This presentation is about a stone tablet that bears the 13th century city map of Suzhou, a city in Southeastern China founded in 525 BC. The year was 1229 AD when Lu Yen and his collaborators carefully sculpted the map onto a 6′-6″ x 4′-5″ stone that depicts the factual layout of Ping Jiang (the Sung name for Suzhou) in conventional Chinese manner combining architectural plans with simplified elevation images.
Incised on the map are mountains, lakes, the city area, rivers, government offices, streets, temples, pavilions, bridges, gardens, historic sites, commercial firms, residential buildings and memorial archways.
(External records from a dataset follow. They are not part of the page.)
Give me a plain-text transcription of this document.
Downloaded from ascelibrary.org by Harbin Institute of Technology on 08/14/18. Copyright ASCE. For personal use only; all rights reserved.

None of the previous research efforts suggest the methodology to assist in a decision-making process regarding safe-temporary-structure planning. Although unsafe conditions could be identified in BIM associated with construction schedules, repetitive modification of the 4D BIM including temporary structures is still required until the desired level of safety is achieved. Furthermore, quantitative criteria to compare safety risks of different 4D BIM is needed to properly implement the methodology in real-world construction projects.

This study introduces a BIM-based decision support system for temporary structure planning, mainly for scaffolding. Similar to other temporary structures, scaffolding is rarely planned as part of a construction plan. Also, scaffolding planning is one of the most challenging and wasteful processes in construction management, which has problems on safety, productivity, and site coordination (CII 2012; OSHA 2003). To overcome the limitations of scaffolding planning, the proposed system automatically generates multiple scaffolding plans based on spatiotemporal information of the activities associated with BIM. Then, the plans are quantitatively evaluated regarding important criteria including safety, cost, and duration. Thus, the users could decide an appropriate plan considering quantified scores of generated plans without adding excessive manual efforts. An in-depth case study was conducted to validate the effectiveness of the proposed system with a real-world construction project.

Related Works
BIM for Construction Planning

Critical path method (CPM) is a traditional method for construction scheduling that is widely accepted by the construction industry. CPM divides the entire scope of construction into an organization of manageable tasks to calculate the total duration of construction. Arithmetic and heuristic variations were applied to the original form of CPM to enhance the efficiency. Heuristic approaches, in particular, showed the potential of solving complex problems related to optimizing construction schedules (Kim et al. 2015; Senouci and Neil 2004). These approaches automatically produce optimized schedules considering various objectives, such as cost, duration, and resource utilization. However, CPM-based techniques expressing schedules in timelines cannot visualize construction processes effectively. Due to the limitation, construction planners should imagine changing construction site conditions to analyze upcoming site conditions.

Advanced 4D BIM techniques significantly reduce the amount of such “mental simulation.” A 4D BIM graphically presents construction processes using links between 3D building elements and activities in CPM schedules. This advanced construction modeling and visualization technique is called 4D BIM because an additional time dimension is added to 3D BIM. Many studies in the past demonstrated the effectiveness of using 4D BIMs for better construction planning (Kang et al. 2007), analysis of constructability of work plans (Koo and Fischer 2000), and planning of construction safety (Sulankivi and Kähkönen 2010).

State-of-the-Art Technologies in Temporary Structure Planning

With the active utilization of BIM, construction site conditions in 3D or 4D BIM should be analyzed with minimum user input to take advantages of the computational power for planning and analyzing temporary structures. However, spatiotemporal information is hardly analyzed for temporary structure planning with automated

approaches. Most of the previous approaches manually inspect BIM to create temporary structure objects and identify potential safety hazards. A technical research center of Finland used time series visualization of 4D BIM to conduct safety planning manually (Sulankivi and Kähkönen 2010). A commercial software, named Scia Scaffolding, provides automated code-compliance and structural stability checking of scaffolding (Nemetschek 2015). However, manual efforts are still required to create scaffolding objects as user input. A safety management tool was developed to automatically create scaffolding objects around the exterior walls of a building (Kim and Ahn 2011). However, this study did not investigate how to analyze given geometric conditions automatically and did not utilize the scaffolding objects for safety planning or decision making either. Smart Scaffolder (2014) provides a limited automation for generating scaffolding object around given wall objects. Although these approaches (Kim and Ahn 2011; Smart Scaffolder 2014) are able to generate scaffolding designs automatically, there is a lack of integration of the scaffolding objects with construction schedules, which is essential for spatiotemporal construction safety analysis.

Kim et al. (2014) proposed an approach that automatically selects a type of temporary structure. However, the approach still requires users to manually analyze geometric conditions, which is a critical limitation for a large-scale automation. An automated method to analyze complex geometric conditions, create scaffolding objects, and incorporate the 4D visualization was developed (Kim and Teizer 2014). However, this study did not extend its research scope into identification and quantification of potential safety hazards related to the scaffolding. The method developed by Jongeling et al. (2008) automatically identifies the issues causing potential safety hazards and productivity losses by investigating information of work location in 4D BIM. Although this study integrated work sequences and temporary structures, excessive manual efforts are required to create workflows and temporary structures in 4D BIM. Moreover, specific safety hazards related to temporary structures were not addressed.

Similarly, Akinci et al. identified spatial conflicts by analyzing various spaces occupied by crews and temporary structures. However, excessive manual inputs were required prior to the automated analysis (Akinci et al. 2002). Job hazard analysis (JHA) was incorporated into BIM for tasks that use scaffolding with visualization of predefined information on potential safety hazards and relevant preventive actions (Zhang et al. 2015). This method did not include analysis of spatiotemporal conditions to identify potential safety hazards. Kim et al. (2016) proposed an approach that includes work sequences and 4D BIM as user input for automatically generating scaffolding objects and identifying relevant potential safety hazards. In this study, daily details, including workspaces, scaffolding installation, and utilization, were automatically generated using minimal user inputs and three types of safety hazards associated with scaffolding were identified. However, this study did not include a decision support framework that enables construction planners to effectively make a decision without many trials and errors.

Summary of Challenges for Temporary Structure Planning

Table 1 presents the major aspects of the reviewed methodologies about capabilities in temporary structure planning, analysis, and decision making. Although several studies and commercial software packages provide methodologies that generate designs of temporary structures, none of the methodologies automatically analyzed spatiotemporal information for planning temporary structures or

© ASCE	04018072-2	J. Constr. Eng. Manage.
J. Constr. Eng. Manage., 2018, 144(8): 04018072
Almost 360 bridges are clearly shown, upholding the city’s reputation as the Venice of the East.
Descriptions of the map will be presented and comparisons between this 1229 map and maps of Suzhou in subsequent dynasties/periods will be made. Also discussed in this presentation will be a number of historically significant events that took place in and around Suzhou as they impact China as a whole and beyond.
Emeritus professor Joseph Wang is a native of Suzhou, China, the topic of this presentation. A founding member of the College of Architecture and Urban Studies, he joined the faculty in 1965 along with the founding dean of the College, Charles Burchard. In his long term tenure at the school, he has worked with students of all levels of studies and served as “Secretary of Graduate Studies” in architecture (a historic title for Chairman) for a number of years. Educated in three continents, Joe is well-published with two books, five book chapters, and numerous papers to his credit.